# Rats rabbits garden arrrrrrrrgh



## MissusMayhem (Aug 14, 2010)

i went outside with the dog this morning and the neighbours were out doing whatever it is they do all day in the garden whatever the weather 
and she waited until i was picking up poo before talking to me whilst i had a hand full. she said that she had seen a RAT!?! 
and she said its my fault because i have rabbits and thats what brings rats what can i do??? 
help please!

my boys bowl was half was pulled out of his cage 
i need to make sure they are getting enough food.... not sure how?


----------



## SEVEN_PETS (Aug 11, 2009)

MissusMayhem said:


> i went outside with the dog this morning and the neighbours were out doing whatever it is they do all day in the garden whatever the weather
> and she waited until i was picking up poo before talking to me whilst i had a hand full. she said that she had seen a RAT!?!
> and she said its my fault because i have rabbits and thats what brings rats what can i do???
> help please!
> ...


I'm sure that your rabbits aren't attracting rats. Leaving bags out with food in it attracts rats. To be honest, there are millions of rats so the chances of seeing one is high, even though you may have a clean garden and not leave bags out. They say in London, you're only a metre away from a rat. Don't know how true it is, but looking at how many rats there are, it seems likely to me.

How old are your rabbits? They shouldn't need large amounts of pellets. I feed only 3-4 pellets to each of my rabbits, twice a day, and that's all they need. I just make sure they have loads of fresh hay and they are fine.


----------



## emzybabe (Jun 30, 2009)

you need to use good quality wire mesh not chicken wire all over the run area. Keep the rabbit food indoors in a plastic box, only feed them enough so that they eat it all within 10mins (this is more than enough rabbit food) Keep all hay etc off the ground and sweep up well.


----------



## Guest (Oct 3, 2010)

with the cold weather coming rats are on the move looking for food


----------



## MissusMayhem (Aug 14, 2010)

emzybabe said:


> you need to use good quality wire mesh not chicken wire all over the run area. Keep the rabbit food indoors in a plastic box, only feed them enough so that they eat it all within 10mins (this is more than enough rabbit food) Keep all hay etc off the ground and sweep up well.
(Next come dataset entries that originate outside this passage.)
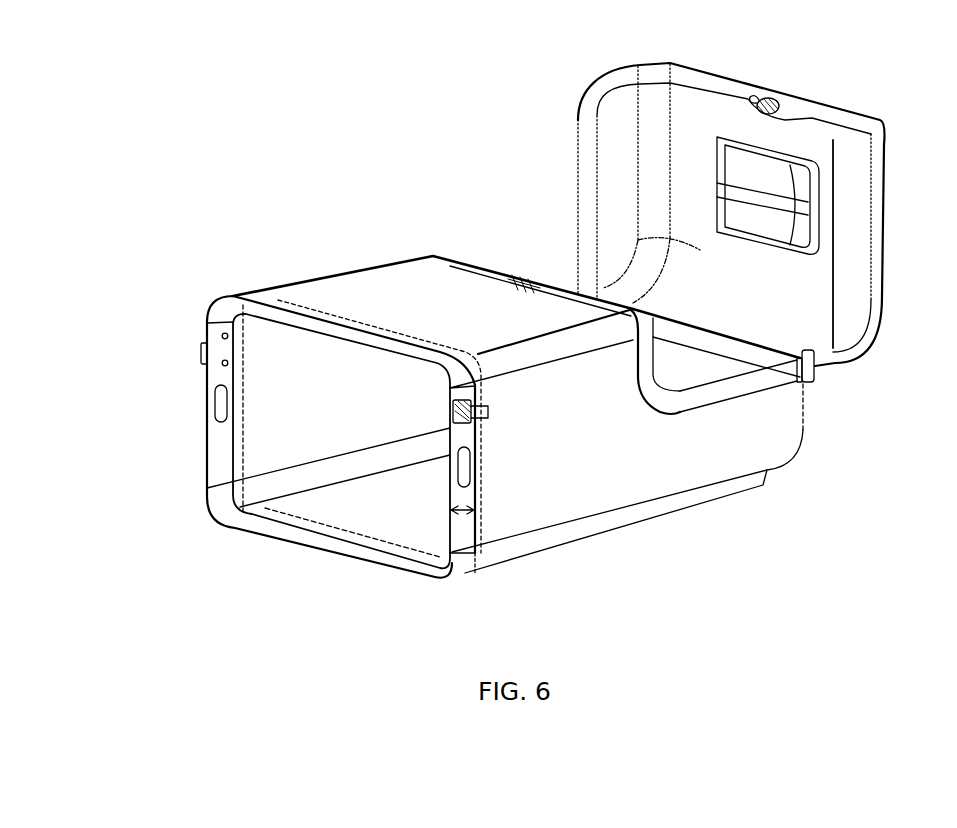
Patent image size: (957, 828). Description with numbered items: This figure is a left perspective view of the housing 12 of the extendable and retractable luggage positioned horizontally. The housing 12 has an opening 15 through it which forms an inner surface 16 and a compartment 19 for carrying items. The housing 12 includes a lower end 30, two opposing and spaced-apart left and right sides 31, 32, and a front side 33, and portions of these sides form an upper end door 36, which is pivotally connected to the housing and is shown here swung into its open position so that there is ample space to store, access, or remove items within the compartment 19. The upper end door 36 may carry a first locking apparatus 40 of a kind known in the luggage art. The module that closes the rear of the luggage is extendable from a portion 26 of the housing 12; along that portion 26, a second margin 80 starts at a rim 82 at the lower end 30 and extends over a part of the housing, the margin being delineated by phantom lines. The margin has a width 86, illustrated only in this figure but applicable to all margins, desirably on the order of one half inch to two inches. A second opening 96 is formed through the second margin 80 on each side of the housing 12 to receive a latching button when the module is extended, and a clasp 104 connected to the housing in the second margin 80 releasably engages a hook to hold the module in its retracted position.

The housing 12 is at (780, 437).
The opening 15 is at (654, 257).
The inner surface 16 is at (378, 518).
The compartment 19 is at (700, 368).
The portion 26 is at (460, 537).
The lower end 30 is at (406, 568).
The left side 31 is at (640, 487).
The right side 32 is at (337, 399).
The front side 33 is at (362, 282).
The upper end door 36 is at (862, 203).
The first locking apparatus 40 is at (771, 98).
The second margin 80 is at (287, 302).
The rim 82 is at (203, 472).
The width 86 is at (482, 502).
The second opening 96 is at (223, 402).
The clasp 104 is at (490, 408).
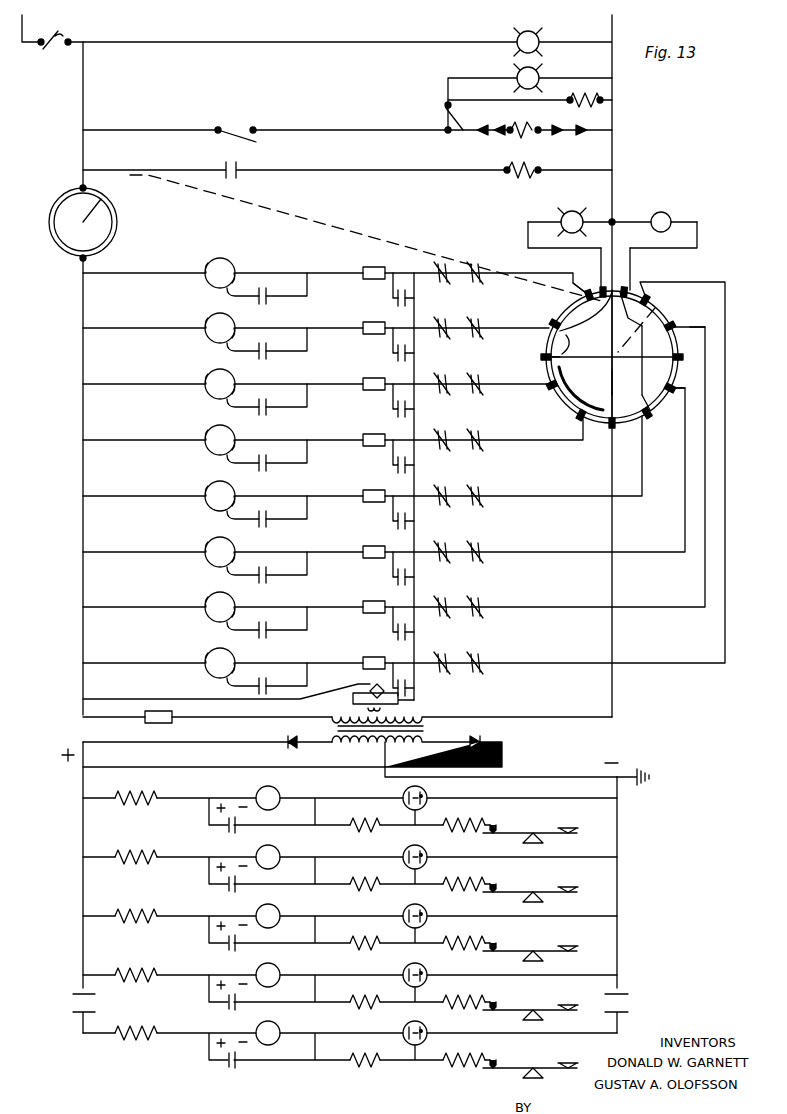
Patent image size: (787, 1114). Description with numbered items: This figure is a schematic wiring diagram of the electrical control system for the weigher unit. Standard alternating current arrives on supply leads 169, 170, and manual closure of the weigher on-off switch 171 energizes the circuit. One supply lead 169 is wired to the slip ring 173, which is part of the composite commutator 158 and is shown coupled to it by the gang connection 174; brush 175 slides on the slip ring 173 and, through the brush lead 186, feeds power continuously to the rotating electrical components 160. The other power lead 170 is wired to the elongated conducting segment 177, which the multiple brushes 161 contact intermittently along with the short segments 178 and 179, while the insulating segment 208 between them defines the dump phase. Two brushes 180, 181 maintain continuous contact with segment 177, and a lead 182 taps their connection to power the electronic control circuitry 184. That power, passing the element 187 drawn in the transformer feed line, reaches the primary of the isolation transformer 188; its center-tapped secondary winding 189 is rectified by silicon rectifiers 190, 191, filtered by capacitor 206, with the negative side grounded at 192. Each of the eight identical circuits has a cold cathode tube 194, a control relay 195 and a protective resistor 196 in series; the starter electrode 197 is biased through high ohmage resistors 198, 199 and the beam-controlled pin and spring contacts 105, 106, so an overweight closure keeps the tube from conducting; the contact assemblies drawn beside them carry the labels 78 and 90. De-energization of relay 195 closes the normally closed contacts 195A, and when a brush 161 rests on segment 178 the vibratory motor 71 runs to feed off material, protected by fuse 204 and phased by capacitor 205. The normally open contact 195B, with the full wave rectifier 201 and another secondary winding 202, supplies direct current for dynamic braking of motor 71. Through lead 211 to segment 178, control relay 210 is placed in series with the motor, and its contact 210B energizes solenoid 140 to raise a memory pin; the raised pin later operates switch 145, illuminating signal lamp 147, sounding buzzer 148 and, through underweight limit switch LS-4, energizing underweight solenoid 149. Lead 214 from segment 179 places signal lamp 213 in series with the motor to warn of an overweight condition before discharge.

The supply lead 169 is at (24, 29).
The weigher on-off switch 171 is at (56, 52).
The supply lead 170 is at (610, 23).
The signal lamp 147 is at (517, 78).
The buzzer 148 is at (598, 100).
The underweight limit switch LS-4 is at (244, 128).
The switch 145 is at (440, 119).
The underweight solenoid 149 is at (515, 133).
The normally open contact 210B is at (240, 168).
The solenoid 140 is at (520, 177).
The slip ring 173 is at (56, 243).
The brush 175 is at (82, 262).
The gang connection 174 is at (330, 224).
The signal lamp 213 is at (560, 216).
The control relay 210 is at (669, 214).
The lead 214 is at (528, 234).
The lead 211 is at (698, 249).
The vibratory motor 71 is at (205, 286).
The capacitor 205 is at (262, 287).
The fuse 204 is at (364, 267).
The normally open contact 195B is at (395, 298).
The normally closed contacts 195A is at (449, 288).
The rotating electrical components 160 is at (70, 483).
The brush lead 186 is at (80, 580).
The commutator 158 is at (666, 302).
The conducting segment 177 is at (674, 323).
The brush 181 is at (676, 361).
The conducting segment 178 is at (652, 411).
The conducting segment 179 is at (549, 330).
The brush 180 is at (548, 360).
The insulating segment 208 is at (562, 406).
The brushes 161 is at (579, 276).
The lead 182 is at (612, 392).
The full wave rectifier 201 is at (372, 681).
The resistor 187 is at (168, 720).
The secondary winding 202 is at (386, 712).
The silicon rectifier 190 is at (291, 737).
The isolation transformer 188 is at (348, 754).
The center-tapped secondary winding 189 is at (414, 746).
The silicon rectifier 191 is at (477, 740).
The ground 192 is at (640, 776).
The protective resistor 196 is at (156, 807).
The control relay 195 is at (259, 800).
The cold cathode tube 194 is at (429, 794).
The capacitor 206 is at (218, 826).
The high ohmage resistor 199 is at (345, 826).
The starter electrode 197 is at (413, 813).
The high ohmage resistor 198 is at (448, 829).
The pin contact 105 is at (530, 847).
The contact 78 is at (557, 822).
The spring-type contact 106 is at (497, 826).
The contact 90 is at (565, 834).
The electronic control circuitry 184 is at (632, 921).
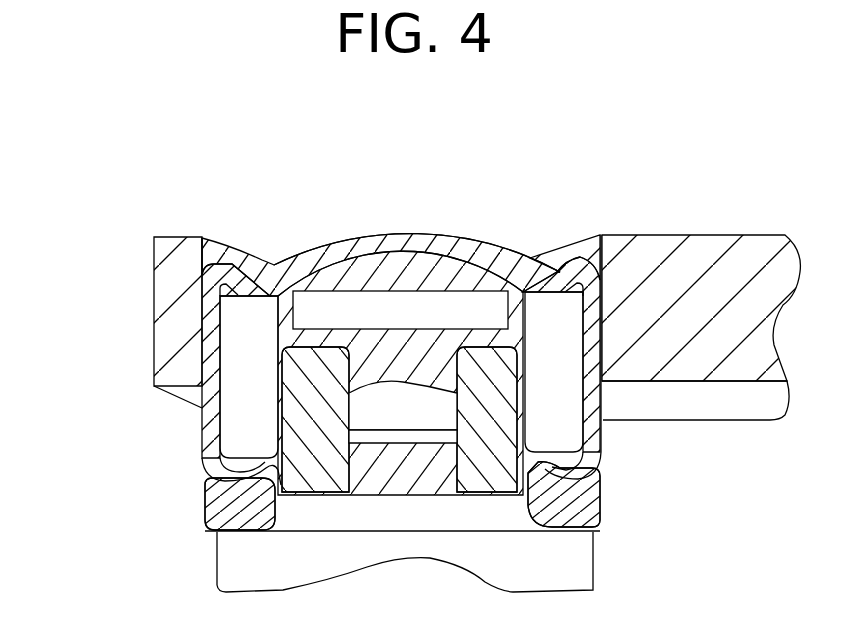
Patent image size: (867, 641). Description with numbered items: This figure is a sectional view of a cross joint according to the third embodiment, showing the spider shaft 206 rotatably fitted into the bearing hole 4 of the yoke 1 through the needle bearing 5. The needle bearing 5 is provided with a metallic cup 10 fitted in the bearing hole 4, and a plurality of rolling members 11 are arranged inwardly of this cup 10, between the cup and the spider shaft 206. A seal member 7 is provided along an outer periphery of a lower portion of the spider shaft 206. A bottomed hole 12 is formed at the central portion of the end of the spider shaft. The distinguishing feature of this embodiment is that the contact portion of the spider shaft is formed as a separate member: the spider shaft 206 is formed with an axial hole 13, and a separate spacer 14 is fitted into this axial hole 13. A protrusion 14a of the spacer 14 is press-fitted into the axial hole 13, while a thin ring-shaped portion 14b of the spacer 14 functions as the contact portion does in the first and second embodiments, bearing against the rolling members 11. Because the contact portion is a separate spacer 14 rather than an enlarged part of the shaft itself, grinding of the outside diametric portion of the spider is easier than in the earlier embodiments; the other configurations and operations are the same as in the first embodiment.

The yoke 1 is at (722, 236).
The bearing hole 4 is at (587, 237).
The needle bearing 5 is at (511, 248).
The seal member 7 is at (601, 501).
The metallic cup 10 is at (445, 237).
The rolling members (rollers) 11 is at (567, 428).
The bottomed hole 12 is at (382, 300).
The axial hole 13 is at (349, 403).
The spacer 14 is at (337, 285).
The protrusion 14a is at (433, 413).
The thin ring-shaped portion 14b is at (283, 307).
The spider shaft 206 is at (297, 427).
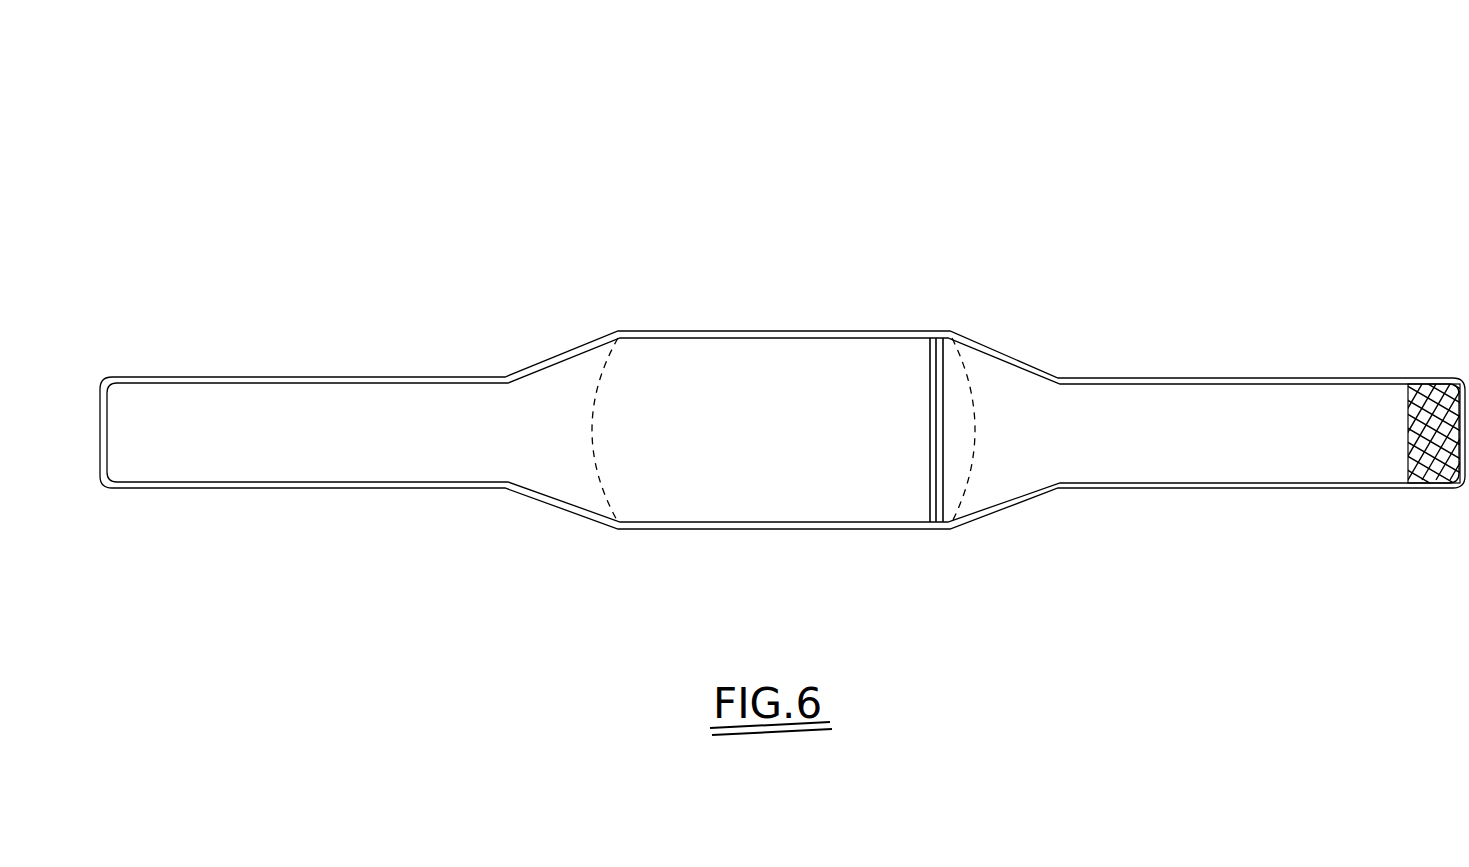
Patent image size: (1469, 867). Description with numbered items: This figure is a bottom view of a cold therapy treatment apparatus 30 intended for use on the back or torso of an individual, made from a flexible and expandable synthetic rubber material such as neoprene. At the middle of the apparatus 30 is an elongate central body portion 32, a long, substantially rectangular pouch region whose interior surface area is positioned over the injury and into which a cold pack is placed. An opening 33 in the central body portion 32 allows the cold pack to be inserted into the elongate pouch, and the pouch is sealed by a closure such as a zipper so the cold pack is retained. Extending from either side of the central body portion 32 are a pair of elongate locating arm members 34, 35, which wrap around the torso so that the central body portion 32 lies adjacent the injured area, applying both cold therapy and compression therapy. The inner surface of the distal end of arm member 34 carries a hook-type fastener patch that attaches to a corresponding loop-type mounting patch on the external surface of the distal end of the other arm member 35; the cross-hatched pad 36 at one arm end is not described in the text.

The cold therapy treatment apparatus 30 is at (784, 283).
The central body portion 32 is at (770, 445).
The opening 33 is at (928, 383).
The locating arm member 34 is at (1193, 378).
The locating arm member 35 is at (292, 377).
The fastener pad 36 is at (1413, 383).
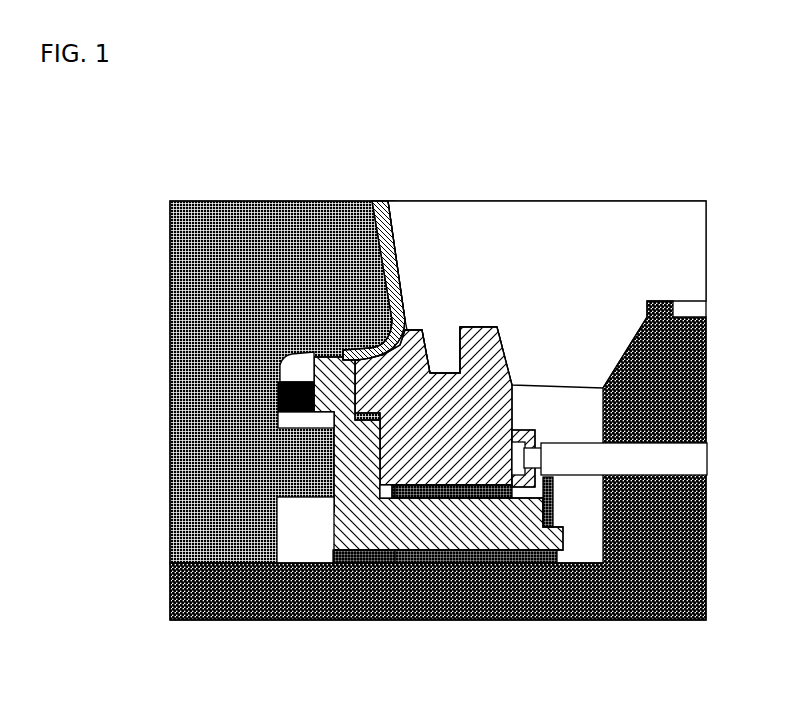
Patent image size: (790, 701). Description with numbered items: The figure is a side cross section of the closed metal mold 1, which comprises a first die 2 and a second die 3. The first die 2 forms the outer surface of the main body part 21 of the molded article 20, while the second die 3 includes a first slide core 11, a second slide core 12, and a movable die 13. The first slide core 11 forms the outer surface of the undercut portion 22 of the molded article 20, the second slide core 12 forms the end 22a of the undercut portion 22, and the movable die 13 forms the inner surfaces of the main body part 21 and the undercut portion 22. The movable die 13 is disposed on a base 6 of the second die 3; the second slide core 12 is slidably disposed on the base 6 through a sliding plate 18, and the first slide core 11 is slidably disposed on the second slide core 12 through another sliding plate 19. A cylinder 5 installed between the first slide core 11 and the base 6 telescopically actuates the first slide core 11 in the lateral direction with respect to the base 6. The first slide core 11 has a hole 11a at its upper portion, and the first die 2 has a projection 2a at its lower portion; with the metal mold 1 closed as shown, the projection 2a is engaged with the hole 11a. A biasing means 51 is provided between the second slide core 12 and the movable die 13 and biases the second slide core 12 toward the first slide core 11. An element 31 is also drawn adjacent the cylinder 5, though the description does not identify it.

The metal mold 1 is at (684, 181).
The first die 2 is at (590, 212).
The projection 2a is at (416, 327).
The second die 3 is at (160, 545).
The cylinder 5 is at (582, 452).
The base 6 is at (549, 612).
The first slide core 11 is at (513, 411).
The hole 11a is at (457, 352).
The second slide core 12 is at (310, 528).
The movable die 13 is at (180, 383).
The sliding plate 18 is at (402, 556).
The sliding plate 19 is at (460, 500).
The molded article 20 is at (383, 207).
The main body part 21 is at (412, 325).
The undercut portion 22 is at (378, 338).
The end of the undercut portion 22a is at (341, 347).
The spacer 31 is at (554, 502).
The biasing means 51 is at (300, 375).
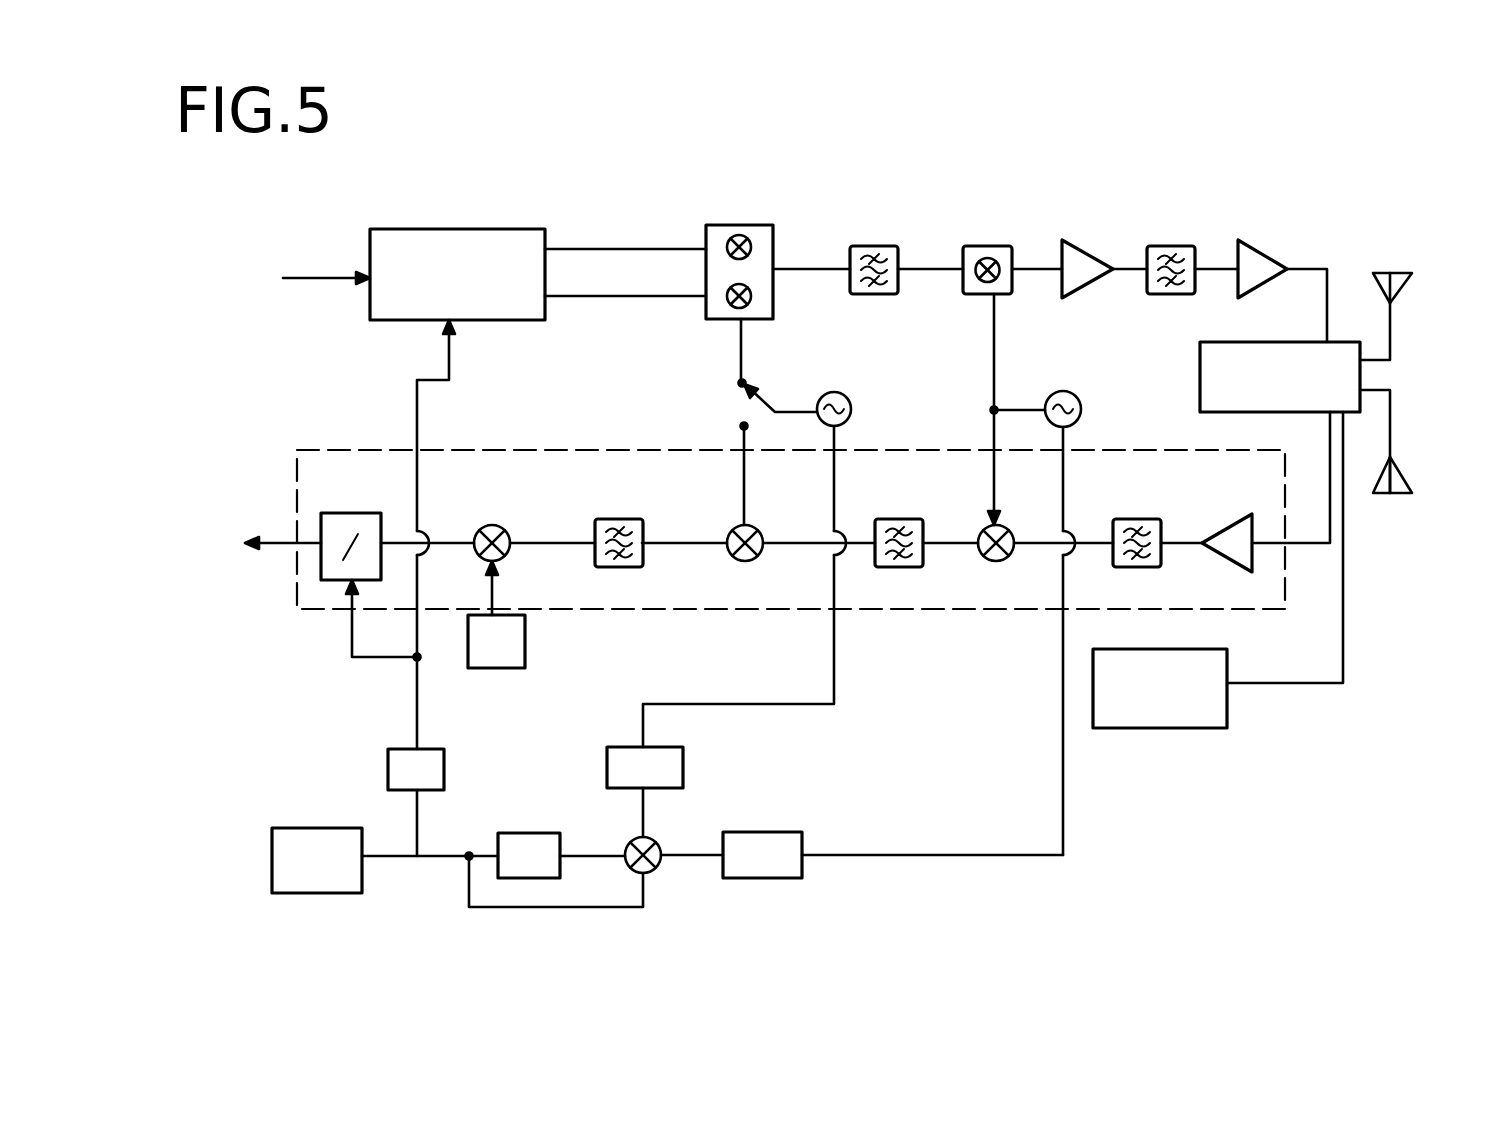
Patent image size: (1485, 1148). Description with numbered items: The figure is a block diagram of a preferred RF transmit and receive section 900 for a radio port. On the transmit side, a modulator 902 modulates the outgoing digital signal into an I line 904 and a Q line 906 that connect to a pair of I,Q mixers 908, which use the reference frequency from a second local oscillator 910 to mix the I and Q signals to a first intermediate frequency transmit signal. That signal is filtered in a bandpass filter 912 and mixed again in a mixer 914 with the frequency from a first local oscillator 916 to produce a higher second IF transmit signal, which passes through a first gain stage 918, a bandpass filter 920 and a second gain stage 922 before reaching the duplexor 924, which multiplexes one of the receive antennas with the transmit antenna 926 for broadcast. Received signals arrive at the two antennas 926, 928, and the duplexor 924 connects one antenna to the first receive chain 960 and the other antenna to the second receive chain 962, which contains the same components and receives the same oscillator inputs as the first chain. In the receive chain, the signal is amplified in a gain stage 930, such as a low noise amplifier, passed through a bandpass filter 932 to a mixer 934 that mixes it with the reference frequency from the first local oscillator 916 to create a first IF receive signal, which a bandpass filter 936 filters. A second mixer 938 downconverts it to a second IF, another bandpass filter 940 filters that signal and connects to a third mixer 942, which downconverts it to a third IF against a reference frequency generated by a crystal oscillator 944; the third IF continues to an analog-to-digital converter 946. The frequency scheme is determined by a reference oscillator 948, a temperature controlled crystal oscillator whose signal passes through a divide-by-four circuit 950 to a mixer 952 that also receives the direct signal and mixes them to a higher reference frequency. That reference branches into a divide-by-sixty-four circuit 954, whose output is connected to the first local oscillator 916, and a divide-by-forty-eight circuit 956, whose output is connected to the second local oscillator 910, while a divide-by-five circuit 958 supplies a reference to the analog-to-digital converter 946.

The RF transmit and receive section 900 is at (925, 155).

they dont have their runs at the moment because its too wet and soggy they come in the house to play for a few hours a day 
so the hutch area is well swept and they only have food in the morning (as its usually gone by dinner when i go out to sweep) the food is kept inside in a food bin with a lid because we had to keep it out of the way of the pup

i really dont think the rats have anything to do with us i think next door are just over reacting lol for all we know it could have been a mouse! 

i have pulled the hutch away from the wall and put the stand on some bricks so that it isnt warm an cosy underneath for rats but thats all i can do to help theres nothing else that could attract rats ...


----------



## Rini (Jun 23, 2010)

Its possible your rabbits are attracting them as with any animal, there is food and waist there. My neighbour's neighbour had a go at us when our rabbit was outside and got the neighbours to stop feeding the birds as they said they saw a rat.... but they were just retarded... we live in the countryside..... of course there are going to be mice and rats... so now we feed the birds too ^.^ haha


----------



## MissusMayhem (Aug 14, 2010)

Rini said:


> Its possible your rabbits are attracting them as with any animal, there is food and waist there. My neighbour's neighbour had a go at us when our rabbit was outside and got the neighbours to stop feeding the birds as they said they saw a rat.... but they were just retarded... we live in the countryside..... of course there are going to be mice and rats... so now we feed the birds too ^.^ haha


they chuck allsorts on their grass for the bird from bread to bacon fat.... its like hello what will rats like more .... rabbit food or a bit of your left over cheese sarny from lunch?


----------